Restorancılık nankör sektör; her şeyi düşünür, dünya kadar yatırım yapar, ekip oluşturup yola çıkarsınız. Müşteri hoşgörüsüzdür. Bir şeyler ters gittiğinde “Madem her şey tam değil, o zaman ne diye açtın?” diye düşünür müşteri; haklıdır da. Hele bir de benim gibi mesleği gereği restoranları dolaşıp izlenimlerini yazan biri, hiçbir şeyin oturmadığı bir zamanda gelir, birbiri ardından aksaklıklar yaşarsa, oturur, restoran hakkında, sahiplerinin hiç hoşuna gitmeyecek bir de yazı yazar. Japonya’daki gibi usta olmak için 10 yıl emek vermesinden vazgeçtim; yeter ki hızlandırılmış suşi kursundan terk suşici bu işe heveslenmesin. Ama heyhat, yediğim suşiler hep beni hayal kırıklığına uğratır. İki yıl kadar önce, Poligon Mahallesi’nde yeni bir Japon restoran ve suşi barı merakımı uyandırmıştı. Ama içerinin havalandırması, yemeklerin özensiz sunumu ve servis yöneticisinin tavrı üst üste gelmiş, bu mekan hakkındaki oldukça olumsuz yazımı “Sanırım ben suşi barlardan uzak kalmaya devam edeceğim,” diye bitirmiştim.
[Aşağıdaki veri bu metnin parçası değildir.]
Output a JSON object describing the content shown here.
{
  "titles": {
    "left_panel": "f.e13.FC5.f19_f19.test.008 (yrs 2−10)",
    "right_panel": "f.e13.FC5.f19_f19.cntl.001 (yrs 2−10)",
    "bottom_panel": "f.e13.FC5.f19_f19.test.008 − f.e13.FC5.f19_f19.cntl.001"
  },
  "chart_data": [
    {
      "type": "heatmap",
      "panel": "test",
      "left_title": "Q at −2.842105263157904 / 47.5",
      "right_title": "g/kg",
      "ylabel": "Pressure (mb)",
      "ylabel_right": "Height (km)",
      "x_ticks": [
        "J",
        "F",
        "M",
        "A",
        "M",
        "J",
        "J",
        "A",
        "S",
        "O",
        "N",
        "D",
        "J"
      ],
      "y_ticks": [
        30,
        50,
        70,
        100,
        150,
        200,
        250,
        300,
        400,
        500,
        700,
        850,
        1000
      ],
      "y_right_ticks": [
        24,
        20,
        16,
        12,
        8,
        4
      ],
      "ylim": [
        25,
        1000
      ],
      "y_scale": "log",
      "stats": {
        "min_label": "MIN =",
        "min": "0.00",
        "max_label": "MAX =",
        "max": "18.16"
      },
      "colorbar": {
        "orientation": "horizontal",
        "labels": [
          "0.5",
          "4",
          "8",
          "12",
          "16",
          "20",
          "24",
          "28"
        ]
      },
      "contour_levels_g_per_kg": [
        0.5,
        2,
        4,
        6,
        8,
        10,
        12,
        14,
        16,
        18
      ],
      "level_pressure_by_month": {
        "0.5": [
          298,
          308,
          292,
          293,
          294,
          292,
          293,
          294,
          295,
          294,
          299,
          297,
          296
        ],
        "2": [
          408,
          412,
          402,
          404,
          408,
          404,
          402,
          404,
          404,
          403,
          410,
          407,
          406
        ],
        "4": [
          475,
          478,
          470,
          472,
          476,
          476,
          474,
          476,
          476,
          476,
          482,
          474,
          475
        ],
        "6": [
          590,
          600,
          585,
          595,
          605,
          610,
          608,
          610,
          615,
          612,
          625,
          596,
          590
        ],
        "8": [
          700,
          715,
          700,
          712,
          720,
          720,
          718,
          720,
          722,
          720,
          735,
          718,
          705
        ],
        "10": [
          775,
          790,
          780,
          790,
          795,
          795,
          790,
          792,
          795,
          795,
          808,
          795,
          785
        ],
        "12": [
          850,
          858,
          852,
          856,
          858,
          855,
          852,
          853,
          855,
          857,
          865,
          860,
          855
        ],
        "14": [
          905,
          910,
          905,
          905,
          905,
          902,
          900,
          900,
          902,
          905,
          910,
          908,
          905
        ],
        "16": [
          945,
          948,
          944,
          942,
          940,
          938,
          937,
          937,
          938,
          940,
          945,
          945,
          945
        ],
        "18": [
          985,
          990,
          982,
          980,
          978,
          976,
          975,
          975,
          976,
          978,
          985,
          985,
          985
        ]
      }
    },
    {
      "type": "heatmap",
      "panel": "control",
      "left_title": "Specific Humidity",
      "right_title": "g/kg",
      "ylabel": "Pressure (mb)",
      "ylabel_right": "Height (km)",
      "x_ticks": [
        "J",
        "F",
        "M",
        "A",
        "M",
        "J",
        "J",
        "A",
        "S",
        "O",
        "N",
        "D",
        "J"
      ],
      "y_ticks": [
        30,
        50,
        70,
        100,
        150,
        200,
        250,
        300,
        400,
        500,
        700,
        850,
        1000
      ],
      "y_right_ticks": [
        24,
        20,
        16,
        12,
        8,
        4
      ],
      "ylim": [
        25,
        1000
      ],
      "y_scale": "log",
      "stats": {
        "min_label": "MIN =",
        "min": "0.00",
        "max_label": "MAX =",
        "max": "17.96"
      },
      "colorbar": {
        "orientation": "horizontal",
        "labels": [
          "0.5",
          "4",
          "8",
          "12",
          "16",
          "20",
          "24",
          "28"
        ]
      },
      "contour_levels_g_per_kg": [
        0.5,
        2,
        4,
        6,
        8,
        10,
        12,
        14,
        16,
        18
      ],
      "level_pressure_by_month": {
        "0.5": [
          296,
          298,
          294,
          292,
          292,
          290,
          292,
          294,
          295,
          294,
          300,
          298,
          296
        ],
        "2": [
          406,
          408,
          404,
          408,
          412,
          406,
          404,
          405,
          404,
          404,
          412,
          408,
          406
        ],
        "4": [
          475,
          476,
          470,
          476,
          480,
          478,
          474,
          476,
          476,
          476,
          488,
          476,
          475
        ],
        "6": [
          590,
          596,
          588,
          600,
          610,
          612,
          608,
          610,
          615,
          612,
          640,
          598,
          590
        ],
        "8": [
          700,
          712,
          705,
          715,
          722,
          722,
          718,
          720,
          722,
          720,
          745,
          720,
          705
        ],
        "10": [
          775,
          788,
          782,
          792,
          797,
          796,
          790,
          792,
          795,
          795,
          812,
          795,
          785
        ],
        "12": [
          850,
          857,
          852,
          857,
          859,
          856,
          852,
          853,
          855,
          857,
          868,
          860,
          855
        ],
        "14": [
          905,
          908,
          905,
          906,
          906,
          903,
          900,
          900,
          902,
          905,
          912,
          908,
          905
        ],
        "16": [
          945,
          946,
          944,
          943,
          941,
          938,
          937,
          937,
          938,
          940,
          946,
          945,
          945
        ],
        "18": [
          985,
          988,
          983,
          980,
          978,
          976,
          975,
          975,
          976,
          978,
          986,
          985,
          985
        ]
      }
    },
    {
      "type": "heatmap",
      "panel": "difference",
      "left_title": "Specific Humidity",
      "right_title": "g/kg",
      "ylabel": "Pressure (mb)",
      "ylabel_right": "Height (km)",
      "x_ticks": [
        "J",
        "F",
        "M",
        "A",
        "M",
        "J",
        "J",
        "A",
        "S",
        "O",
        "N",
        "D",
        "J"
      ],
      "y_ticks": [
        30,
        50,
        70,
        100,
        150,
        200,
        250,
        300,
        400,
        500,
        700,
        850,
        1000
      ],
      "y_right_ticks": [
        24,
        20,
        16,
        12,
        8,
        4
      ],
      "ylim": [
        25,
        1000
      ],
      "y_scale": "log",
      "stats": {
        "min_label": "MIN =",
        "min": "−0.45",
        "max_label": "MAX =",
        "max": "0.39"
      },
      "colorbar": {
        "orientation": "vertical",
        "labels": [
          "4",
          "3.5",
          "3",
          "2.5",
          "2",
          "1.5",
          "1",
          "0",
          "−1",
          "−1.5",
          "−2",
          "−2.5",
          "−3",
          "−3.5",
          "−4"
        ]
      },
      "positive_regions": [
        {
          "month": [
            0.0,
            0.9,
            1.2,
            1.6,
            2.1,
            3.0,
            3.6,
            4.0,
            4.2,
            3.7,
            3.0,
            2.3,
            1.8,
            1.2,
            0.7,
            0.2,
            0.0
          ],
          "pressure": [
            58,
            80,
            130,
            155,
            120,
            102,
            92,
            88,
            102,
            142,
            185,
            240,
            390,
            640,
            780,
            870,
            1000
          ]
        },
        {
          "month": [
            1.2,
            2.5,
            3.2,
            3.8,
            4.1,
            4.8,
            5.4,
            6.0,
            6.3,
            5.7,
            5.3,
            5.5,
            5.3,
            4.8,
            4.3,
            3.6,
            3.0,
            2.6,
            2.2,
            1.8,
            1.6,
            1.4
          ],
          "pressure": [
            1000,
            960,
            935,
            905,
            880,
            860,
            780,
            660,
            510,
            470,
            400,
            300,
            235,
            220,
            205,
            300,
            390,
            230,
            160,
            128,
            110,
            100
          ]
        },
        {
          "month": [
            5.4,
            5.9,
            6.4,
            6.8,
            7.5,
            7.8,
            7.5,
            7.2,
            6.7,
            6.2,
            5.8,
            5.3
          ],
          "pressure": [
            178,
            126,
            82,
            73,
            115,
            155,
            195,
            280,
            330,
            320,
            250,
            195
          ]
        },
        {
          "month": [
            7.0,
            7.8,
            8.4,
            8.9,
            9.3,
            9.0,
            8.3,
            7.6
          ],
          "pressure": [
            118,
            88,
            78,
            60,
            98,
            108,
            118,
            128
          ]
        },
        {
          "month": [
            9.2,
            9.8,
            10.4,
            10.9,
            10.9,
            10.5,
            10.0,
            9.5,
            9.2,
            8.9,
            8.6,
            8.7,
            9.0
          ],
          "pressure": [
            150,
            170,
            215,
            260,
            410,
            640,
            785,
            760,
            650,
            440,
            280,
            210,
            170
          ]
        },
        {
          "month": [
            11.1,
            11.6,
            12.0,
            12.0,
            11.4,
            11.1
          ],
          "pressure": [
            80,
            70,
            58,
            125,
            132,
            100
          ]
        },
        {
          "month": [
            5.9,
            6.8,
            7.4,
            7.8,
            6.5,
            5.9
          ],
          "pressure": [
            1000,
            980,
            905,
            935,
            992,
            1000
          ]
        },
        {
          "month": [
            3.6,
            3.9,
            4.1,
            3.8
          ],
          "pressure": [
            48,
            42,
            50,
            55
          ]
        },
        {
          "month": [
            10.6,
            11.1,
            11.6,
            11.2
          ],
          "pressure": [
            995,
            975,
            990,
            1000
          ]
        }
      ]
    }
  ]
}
Geçende Boğaz’ın Anadolu yakasında oturan yakınım bir karı koca Kandilli’deki bir Japon restoranına övgüler yağdırıp, beni akşam yemeğe davet etti; meğer iki yıl önce gittiğim İoki adlı mekanın Kandilli şubesiymiş. Kaderime razı oldum.
Mükemmel suşi
Burası usta bir iç mimarın elinden çıkmış, bir Japon evinin sadeliğinde döşenmiş, küçük ama son derece sevimli bir mekandı. Arka tarafta Japon usulü yerde yemek isteyenler için bir bölme vardı. Yazın teras da devreye giriyormuş. Fenerbahçe maçı nedeniyle gittiğimizde restoran boşalmıştı. Tezgahın arkasında çekik gözlü aşçılar dikkatimi çekti. Usta Japonmuş ve biri Taylandlı, biri de Japon kökenli Perulu iki yardımcısı varmış. Yakınlarım gerçek suşi tutkunları. Suşileri onlar belirledi. Bense ortaya biri hardal sos ve lahana salatası ile sunulan tavuk tempura, öteki ızgarada pişmiş özel sosunda marine edilmiş, yanında sebzeler ve yumurtalı pilavla getirilen bonfile dilimlerini seçtim. Bir de klasik Japon miso çorbası söyledim. Yemekte içki yerine yasemin çayı içtik. Tattığım çeşitli kategorilerden suşiler mükemmeldi. Aynı övgüyü Japonca adı Tori’no Karaage olan tavuk yemeği ve Gyu’no shogayaki denen ağızda eriyen bonfile için de tekrarlayabilirim. Siparişi abartmışız, hepsini bitiremedik; tatlı da istemedik, yasemin çayına devam ettik ve bu güzel ortamda sohbeti sürdürdük. Makul fiyat ödediğimiz hesabı son kuruşuna kadar helal edip ayrıldık. Şimdi merakım, iki yıl önce beni mutsuz eden esas restoranın bugün şubesi kadar iyi olup olmadığı. Kısa zamanda gidip öğreneceğim.